According to legend, things soon went from bad to OMG-we’re-all-going-to-die-and/or-be-eaten-by-wolves serious. Passenger William Bradford was asked to negotiate with Christopher Jones, the masted carrack’s captain, for more beer. In his book, Of Plymouth Plantation, Bradford wrote, “As this calamity fell among the passengers that were to be left here to plant, and were hasted ashore and made to drink water that the seamen might have the more beer, and one in his sickness desiring but a small can of beer, it was answered that if he were their own father, he should have none.”

With no beer, things got real in the colony. As the weather grew more harsh, Jones relented, letting the Pilgrims back aboard the Mayflower for a while. By Christmas, though, all of the passengers’ beer supply was gone. A small amount of the crew’s supply was given to the passengers on Christmas Day, but before long, the wayfarers were sent ashore again, to fend for themselves.

The story of the thirsty Pilgrims landing at Plymouth Rock was seized upon by Anheuser-Busch just after Prohibition ended in the 1930s. When it became clear that stories of scurvy, dying Pilgrims and tyrannical captains didn’t exactly give consumers the warm and fuzzy needed to sell beer, the anecdote was embellished into a much more heroic yarn, becoming a staple of Budweiser’s holiday advertising.

There you have it – the narrative taken as fact as to how a shortage of beer forever altered the course of American history.

To pair beers with your Thanksgiving feast, try these:

Ayinger Oktoberfest-Märzen, Sierra Nevada Oktoberfest
Oktoberfest beer is a traditional variety of German beer also known as Märzen.

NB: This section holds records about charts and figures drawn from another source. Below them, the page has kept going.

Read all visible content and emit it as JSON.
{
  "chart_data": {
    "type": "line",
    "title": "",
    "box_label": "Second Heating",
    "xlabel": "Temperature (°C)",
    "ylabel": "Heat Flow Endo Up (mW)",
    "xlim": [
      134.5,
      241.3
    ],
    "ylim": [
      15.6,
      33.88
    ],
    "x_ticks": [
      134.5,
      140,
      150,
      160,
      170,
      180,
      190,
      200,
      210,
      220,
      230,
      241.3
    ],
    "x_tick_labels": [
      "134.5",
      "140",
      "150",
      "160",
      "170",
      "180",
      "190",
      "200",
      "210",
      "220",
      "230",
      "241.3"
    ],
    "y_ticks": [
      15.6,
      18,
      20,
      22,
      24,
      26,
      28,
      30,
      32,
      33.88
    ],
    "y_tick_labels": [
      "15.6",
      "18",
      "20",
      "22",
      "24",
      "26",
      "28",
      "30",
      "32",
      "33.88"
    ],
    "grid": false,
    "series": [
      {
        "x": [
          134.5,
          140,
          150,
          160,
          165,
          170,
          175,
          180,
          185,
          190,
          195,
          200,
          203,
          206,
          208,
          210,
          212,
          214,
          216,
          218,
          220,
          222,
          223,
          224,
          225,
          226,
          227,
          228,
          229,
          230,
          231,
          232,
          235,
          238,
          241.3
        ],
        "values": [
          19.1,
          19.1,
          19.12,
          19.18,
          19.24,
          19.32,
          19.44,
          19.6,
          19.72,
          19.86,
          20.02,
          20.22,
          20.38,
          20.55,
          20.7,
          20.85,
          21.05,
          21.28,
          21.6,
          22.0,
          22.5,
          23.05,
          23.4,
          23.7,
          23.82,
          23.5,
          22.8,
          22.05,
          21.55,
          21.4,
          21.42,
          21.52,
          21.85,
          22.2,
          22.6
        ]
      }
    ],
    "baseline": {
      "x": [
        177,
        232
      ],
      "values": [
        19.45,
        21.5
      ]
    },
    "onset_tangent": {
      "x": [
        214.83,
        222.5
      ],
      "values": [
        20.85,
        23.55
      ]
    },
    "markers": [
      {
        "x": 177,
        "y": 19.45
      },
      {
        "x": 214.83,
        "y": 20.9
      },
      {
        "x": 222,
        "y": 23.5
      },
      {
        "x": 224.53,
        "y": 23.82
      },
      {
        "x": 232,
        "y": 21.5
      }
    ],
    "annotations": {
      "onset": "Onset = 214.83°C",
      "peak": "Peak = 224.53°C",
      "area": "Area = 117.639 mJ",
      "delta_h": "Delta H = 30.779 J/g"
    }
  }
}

It’s generally darker and stronger than traditional beers, with an alcohol content of about 6 percent. Characterized by medium to full body, malty flavor and a clean dry finish, Oktoberfest beers are particularly good with meat and poultry; indeed, a traditional menu at Munich’s Oktoberfest includes roasted poultry.

Dogfish Head Punkin, Southern Tier Pumking
In America’s early days, malted barley was quite hard to acquire; it had to be imported from England, so the malt was expensive, out of reach for lower classes, so colonists searched for other things to use as sources of sugar in their brews. Pumpkins were indigenous to America, and folks began using the plentiful gourds in brewing beer. Early pumpkin brews bear little resemblance to today’s brews, which generally skew more toward the pumpkin pie spices rather than the actual vegetable. Because of their sweet nature, pumpkin brews are perfect with desserts, like pumpkin and sweet potato pie. Thank goodness!